Democrats still waiting for Carney to declare


DOVER — The race for lieutenant governor is getting crowded — and that’s without any declared candidates on the Republican side.

At the same time, Democrats are still waiting for official candidates for governor to step forward.

U.S. Rep. John Carney (D-Del.) is now widely expected to run for governor in 2016 and the near certainty of his candidacy may be keeping others, so far, out of the race.

John Carney

John Carney

Furthermore, any Democrats hoping to succeed Carney in Congress won’t file to run until the incumbent makes the official announcement that he’s running for governor.

But while Democrats wait to see who’s running for governor, the candidates for lieutenant governor have already gotten busy.

After Saturday’s Democratic Jamboree in Sussex County, five hopefuls are now seeking the second highest office: Levy Court Commissioner Brad Eaby, former Sussex Register of Wills Greg Fuller, Wilmington Councilwoman Sherry Dorsey Walker, New Castle Register of Wills Ciro Poppiti and Rehoboth Beach Commissioner Kathy McGuiness.

Mr. Eaby and Mr. Fuller sponsored tents at the Jamboree with volunteers handing out pamphlets and badges.

Each of the five candidates had several supporters wearing buttons or shirts bearing their names.

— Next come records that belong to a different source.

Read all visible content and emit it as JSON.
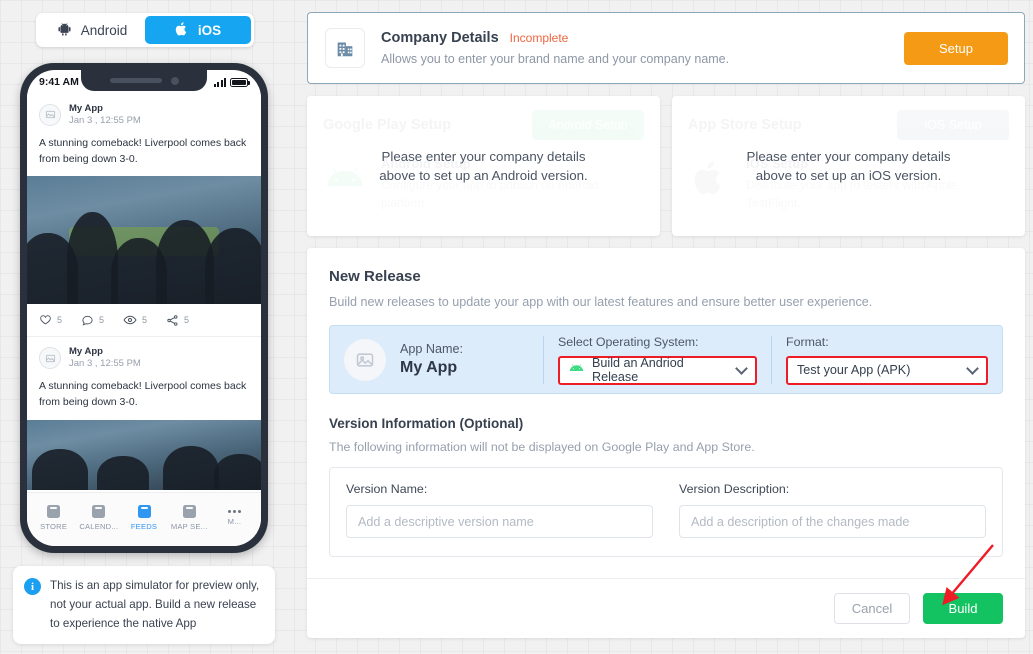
{
  "os_toggle": {
    "android": {
      "label": "Android",
      "icon": "android-icon"
    },
    "ios": {
      "label": "iOS",
      "icon": "apple-icon"
    },
    "active": "ios"
  },
  "phone_preview": {
    "status_bar": {
      "time": "9:41 AM",
      "signal_icon": "signal-bars-icon",
      "battery_icon": "battery-icon"
    },
    "posts": [
      {
        "author": "My App",
        "date": "Jan 3 , 12:55 PM",
        "text": "A stunning comeback! Liverpool comes back from being down 3-0.",
        "actions": [
          {
            "icon": "heart-icon",
            "count": "5"
          },
          {
            "icon": "comment-icon",
            "count": "5"
          },
          {
            "icon": "eye-icon",
            "count": "5"
          },
          {
            "icon": "share-icon",
            "count": "5"
          }
        ]
      },
      {
        "author": "My App",
        "date": "Jan 3 , 12:55 PM",
        "text": "A stunning comeback! Liverpool comes back from being down 3-0."
      }
    ],
    "tabs": [
      {
        "label": "STORE",
        "active": false
      },
      {
        "label": "CALEND...",
        "active": false
      },
      {
        "label": "FEEDS",
        "active": true
      },
      {
        "label": "MAP SE...",
        "active": false
      },
      {
        "label": "M...",
        "active": false
      }
    ],
    "note": "This is an app simulator for preview only, not your actual app. Build a new release to experience the native App"
  },
  "company_banner": {
    "icon": "building-icon",
    "title": "Company Details",
    "status": "Incomplete",
    "status_color": "#f0653f",
    "subtitle": "Allows you to enter your brand name and your company name.",
    "button_label": "Setup",
    "button_color": "#f59a15"
  },
  "store_cards": [
    {
      "ghost_title": "Google Play Setup",
      "ghost_button": "Android Setup",
      "ghost_sub": "Android Setup",
      "ghost_desc": "Configure your app to publish on Android platform.",
      "logo_icon": "android-logo-icon",
      "overlay_line1": "Please enter your company details",
      "overlay_line2": "above to set up an Android version."
    },
    {
      "ghost_title": "App Store Setup",
      "ghost_button": "iOS Setup",
      "ghost_sub": "iOS Setup",
      "ghost_desc": "Distribute your app to testers with Apple TestFlight.",
      "logo_icon": "apple-logo-icon",
      "overlay_line1": "Please enter your company details",
      "overlay_line2": "above to set up an iOS version."
    }
  ],
  "new_release": {
    "title": "New Release",
    "subtitle": "Build new releases to update your app with our latest features and ensure better user experience.",
    "app_name_label": "App Name:",
    "app_name_value": "My App",
    "app_avatar_icon": "image-placeholder-icon",
    "os_label": "Select Operating System:",
    "os_value": "Build an Andriod Release",
    "os_value_icon": "android-icon",
    "format_label": "Format:",
    "format_value": "Test your App (APK)",
    "highlight_color": "#ee1c25",
    "version_info_title": "Version Information (Optional)",
    "version_info_subtitle": "The following information will not be displayed on Google Play and App Store.",
    "version_name_label": "Version Name:",
    "version_name_value": "",
    "version_name_placeholder": "Add a descriptive version name",
    "version_desc_label": "Version Description:",
    "version_desc_value": "",
    "version_desc_placeholder": "Add a description of the changes made",
    "cancel_label": "Cancel",
    "build_label": "Build",
    "build_color": "#13c362"
  }
}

The field is crowded, setting the stage for a complex primary where the victor could advance to the general election with less than one-third of the total vote.

A parallel perhaps could be drawn to the 2012 race for state insurance commissioner when four Democrats squared off in a primary election.

The winner, incumbent Karen Weldin Stewart, won with a plurality of about 33 percent of the vote, less than 3 percent more than challenger Mitch Crane, who was endorsed by the party.

All four Democrats gained at least 17 percent of the vote.

The 2016 September primary is expected to feature several Democratic contenders for the position of Wilmington mayor, which potentially could draw out more Wilmington voters than normal, likely benefiting Ms. Dorsey Walker.

Despite the glut of Democrats, the race for lieutenant governor is still without a Republican hopeful.

As for the top job, Rep. Carney,’s office says no decision has been made, but insiders expect an announcement in the coming weeks.

Rep. Carney has served three terms in Congress and was lieutenant governor from 2001 to 2009. Gov. Jack Markell and Sen. Tom Carper, D-Del., publicly have been supportive of Rep. Carney seeking the top office.

Republican state Sen. Colin Bonini, who represents the Dover area, and former state trooper Lacey Lafferty announced their candidacies last year.

Two Democratic lawmakers are being mentioned as contenders for the U.S. House seat if Rep. Carney pursues the governorship. Rep. Bryon Short, D-Arden, and Sen. Bryan Townsend, D-Newark, have both said they have not made any decisions but the two were present at the Jamboree on Saturday.

Several attendees wore shirts boasting of the wearer’s support for either Rep. Short or Sen. Townsend, although the apparel did not say the lawmakers were running for Congress.

Both men have acknowledged an interest and said they would seriously consider a congressional run if the seat is vacant.

Rep. Short would have to give up his seat in the General Assembly to campaign, but he said Saturday he would be all in.

Former Wyoming Mayor Hans Reigle is seeking to become the first Republican that Delaware sends to Washington, D.C., since 2010, when U.S. Rep. Mike Castle opted to run for the U.S. Senate and lost the GOP primary to Tea Party-backed candidate Christine O’Donnell.

For insurance commissioner, New Castle County Sheriff Trinidad Navarro, a Democrat, is hoping to unseat Ms. Weldin Stewart.

Former Sussex Clerk of the Peace Greg Parish has filed to run on the Republican side.